Junk science and cocaine scares

Today in his weekly column on junk science, Ben "Bad Science" Goldacre challenges the War on Drugs and Britain's latest obsession with fighting cocaine:

In the case of cocaine, there is an even more striking precedent for evidence being ignored: during the early 1990s the World Health Organisation conducted what is probably the largest ever study of global cocaine use. In March 1995 they released a briefing kit which summarised their conclusions, with some tantalising bullet points.

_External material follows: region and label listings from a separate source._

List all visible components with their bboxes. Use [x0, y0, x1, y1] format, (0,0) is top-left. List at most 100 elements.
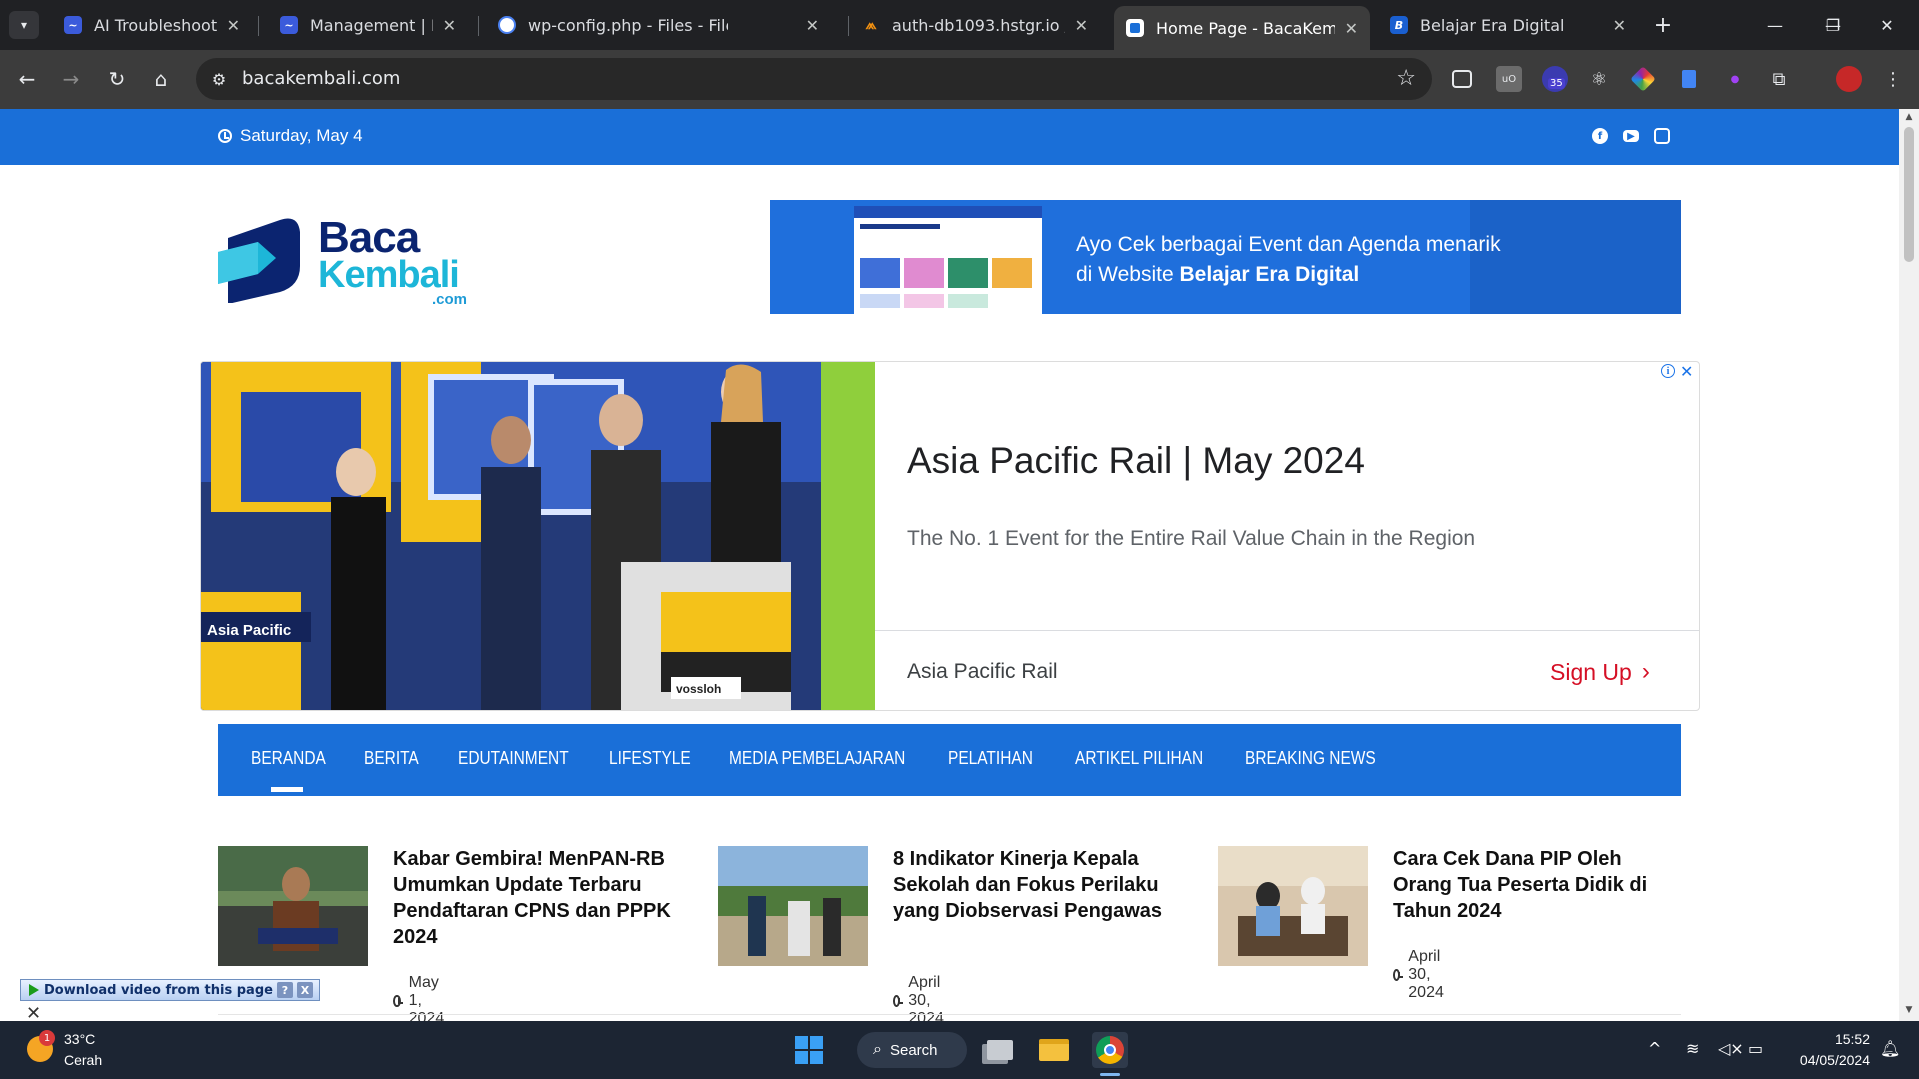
- extensions-puzzle-icon[interactable]: ⧉: [1766, 66, 1792, 92]
- docs-extension-icon[interactable]: [1676, 66, 1702, 92]
- clock-icon: [893, 995, 904, 1007]
- dot-extension-icon[interactable]: ●: [1722, 66, 1748, 92]
- browser-tab[interactable]: ~ Management | Hostinger ✕: [268, 6, 468, 44]
- header-banner-ad[interactable]: Ayo Cek berbagai Event dan Agenda menari…: [770, 200, 1681, 314]
- scroll-down-arrow[interactable]: ▼: [1903, 1005, 1915, 1017]
- clock-icon: [393, 995, 403, 1007]
- side-close-icon[interactable]: ✕: [26, 1003, 41, 1021]
- battery-icon[interactable]: ▭: [1748, 1039, 1763, 1058]
- nav-item-beranda[interactable]: BERANDA: [251, 748, 326, 769]
- restore-button[interactable]: ❐: [1818, 10, 1848, 40]
- picture-in-picture-icon[interactable]: [1452, 70, 1472, 88]
- show-hidden-icons-chevron-icon[interactable]: ^: [1648, 1039, 1661, 1058]
- bookmark-star-icon[interactable]: ☆: [1396, 66, 1416, 91]
- weather-description[interactable]: Cerah: [64, 1052, 102, 1068]
- address-bar[interactable]: ⚙ bacakembali.com ☆: [196, 58, 1432, 100]
- new-tab-button[interactable]: +: [1650, 12, 1676, 38]
- chrome-menu-icon[interactable]: ⋮: [1880, 66, 1906, 92]
- display-ad[interactable]: Asia Pacific vossloh i ✕ Asia Pacific Ra…: [200, 361, 1700, 711]
- forward-button[interactable]: →: [56, 64, 86, 94]
- browser-tab[interactable]: ~ AI Troubleshooter | Hosting ✕: [52, 6, 252, 44]
- file-manager-icon: [498, 16, 516, 34]
- nav-item-edutainment[interactable]: EDUTAINMENT: [458, 748, 569, 769]
- react-devtools-icon[interactable]: ⚛: [1586, 66, 1612, 92]
- home-button[interactable]: ⌂: [146, 64, 176, 94]
- tab-separator: [258, 16, 259, 36]
- nav-item-artikel-pilihan[interactable]: ARTIKEL PILIHAN: [1075, 748, 1203, 769]
- ad-close-icon[interactable]: ✕: [1680, 362, 1693, 381]
- ad-signup-button[interactable]: Sign Up ›: [1550, 658, 1650, 686]
- post-thumbnail[interactable]: [218, 846, 368, 966]
- back-button[interactable]: ←: [12, 64, 42, 94]
- play-icon: [29, 984, 39, 996]
- color-picker-icon[interactable]: [1630, 66, 1656, 92]
- post-thumbnail[interactable]: [1218, 846, 1368, 966]
- site-logo[interactable]: Baca Kembali .com: [218, 208, 478, 308]
- site-info-icon[interactable]: ⚙: [208, 68, 230, 90]
- windows-start-icon[interactable]: [795, 1036, 823, 1064]
- ad-description: The No. 1 Event for the Entire Rail Valu…: [907, 527, 1476, 550]
- close-icon[interactable]: X: [296, 982, 313, 998]
- download-video-bar[interactable]: Download video from this page ? X: [20, 979, 320, 1001]
- svg-text:Asia Pacific: Asia Pacific: [207, 622, 291, 639]
- nav-item-breaking-news[interactable]: BREAKING NEWS: [1245, 748, 1376, 769]
- close-tab-icon[interactable]: ✕: [1345, 19, 1358, 38]
- extension-badge-icon[interactable]: 35: [1542, 66, 1568, 92]
- phpmyadmin-icon: ⩕: [865, 17, 877, 33]
- banner-decoration: [1470, 200, 1681, 314]
- close-tab-icon[interactable]: ✕: [443, 16, 456, 35]
- task-view-icon[interactable]: [982, 1032, 1018, 1068]
- nav-item-pelatihan[interactable]: PELATIHAN: [948, 748, 1033, 769]
- nav-item-berita[interactable]: BERITA: [364, 748, 419, 769]
- file-explorer-icon[interactable]: [1036, 1032, 1072, 1068]
- tab-separator: [478, 16, 479, 36]
- taskbar-clock-date[interactable]: 04/05/2024: [1788, 1052, 1870, 1068]
- close-window-button[interactable]: ✕: [1872, 10, 1902, 40]
- close-tab-icon[interactable]: ✕: [227, 16, 240, 35]
- post-title[interactable]: 8 Indikator Kinerja Kepala Sekolah dan F…: [893, 846, 1183, 924]
- profile-avatar[interactable]: [1836, 66, 1862, 92]
- scrollbar-thumb[interactable]: [1904, 127, 1914, 262]
- taskbar-clock-time[interactable]: 15:52: [1830, 1031, 1870, 1047]
- browser-tab-active[interactable]: Home Page - BacaKembali ✕: [1114, 6, 1370, 50]
- site-top-bar: Saturday, May 4 f ▶: [0, 109, 1899, 165]
- volume-muted-icon[interactable]: ◁×: [1718, 1039, 1744, 1058]
- browser-tab[interactable]: wp-config.php - Files - File ✕: [486, 6, 831, 44]
- minimize-window-button[interactable]: —: [1760, 10, 1790, 40]
- hostinger-icon: ~: [280, 16, 298, 34]
- close-tab-icon[interactable]: ✕: [806, 16, 819, 35]
- close-tab-icon[interactable]: ✕: [1613, 16, 1626, 35]
- nav-item-media-pembelajaran[interactable]: MEDIA PEMBELAJARAN: [729, 748, 905, 769]
- browser-toolbar: ← → ↻ ⌂ ⚙ bacakembali.com ☆ uO 35 ⚛ ● ⧉ …: [0, 50, 1919, 109]
- post-thumbnail[interactable]: [718, 846, 868, 966]
- taskbar-search-button[interactable]: ⌕ Search: [857, 1032, 967, 1068]
- scroll-up-arrow[interactable]: ▲: [1903, 112, 1915, 124]
- web-page: Saturday, May 4 f ▶ Baca Kembali .com Ay…: [0, 109, 1899, 1021]
- weather-temperature[interactable]: 33°C: [64, 1031, 95, 1047]
- main-navigation: BERANDA BERITA EDUTAINMENT LIFESTYLE MED…: [218, 724, 1681, 796]
- youtube-icon[interactable]: ▶: [1623, 130, 1639, 142]
- bacakembali-icon: [1126, 19, 1144, 37]
- notification-bell-icon[interactable]: 🔔︎: [1880, 1039, 1900, 1058]
- logo-mark-icon: [218, 218, 300, 303]
- reload-button[interactable]: ↻: [102, 64, 132, 94]
- help-icon[interactable]: ?: [276, 982, 293, 998]
- ublock-icon[interactable]: uO: [1496, 66, 1522, 92]
- close-tab-icon[interactable]: ✕: [1075, 16, 1088, 35]
- post-title[interactable]: Kabar Gembira! MenPAN-RB Umumkan Update …: [393, 846, 683, 950]
- post-title[interactable]: Cara Cek Dana PIP Oleh Orang Tua Peserta…: [1393, 846, 1683, 924]
- browser-tab[interactable]: B Belajar Era Digital ✕: [1378, 6, 1638, 44]
- url-text[interactable]: bacakembali.com: [242, 68, 400, 89]
- weather-notification-badge: 1: [39, 1030, 55, 1046]
- wifi-icon[interactable]: ≋: [1686, 1039, 1699, 1058]
- ad-title[interactable]: Asia Pacific Rail | May 2024: [907, 440, 1365, 482]
- page-scrollbar[interactable]: ▲ ▼: [1899, 109, 1919, 1021]
- nav-item-lifestyle[interactable]: LIFESTYLE: [609, 748, 691, 769]
- instagram-icon[interactable]: [1654, 128, 1670, 144]
- tab-search-menu-button[interactable]: ▾: [9, 11, 39, 39]
- ad-event-photo: Asia Pacific vossloh: [201, 362, 875, 710]
- facebook-icon[interactable]: f: [1592, 128, 1608, 144]
- browser-tab[interactable]: ⩕ auth-db1093.hstgr.io / 127 ✕: [850, 6, 1100, 44]
- ad-info-icon[interactable]: i: [1661, 364, 1675, 378]
- chrome-taskbar-icon[interactable]: [1092, 1032, 1128, 1068]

"Health problems from the use of legal substances, particularly alcohol and tobacco, are greater than health problems from cocaine use," they said. "Few experts describe cocaine as invariably harmful to health. Cocaine-related problems are widely perceived to be more common and more severe for intensive, high-dosage users and very rare and much less severe for occasional, low-dosage users."

The full report - which has never been published - went on to challenge several of the key principles driving prohibition, and was extremely critical of most US policies. It suggested that supply reduction and law enforcement strategies have failed, and that alternative strategies such as decriminalisation might be explored, flagging up such programmes in Australia, Bolivia, Canada and Colombia....This report was never published, because just two months after the press briefing was released, at the 48th World Health Assembly, the US representative to WHO threatened to withdraw US funding for all their research projects and interventions unless the organisation "dissociated itself from the conclusions of the study" and cancelled the publication. According to WHO, even today, this document does not exist, (although you can read a leaked copy in full on the website of the drugs policy think tank Transform at www.tdpf.org.uk/WHOleaked.pdf ).

This is my column. This is my column on drugs. Any questions?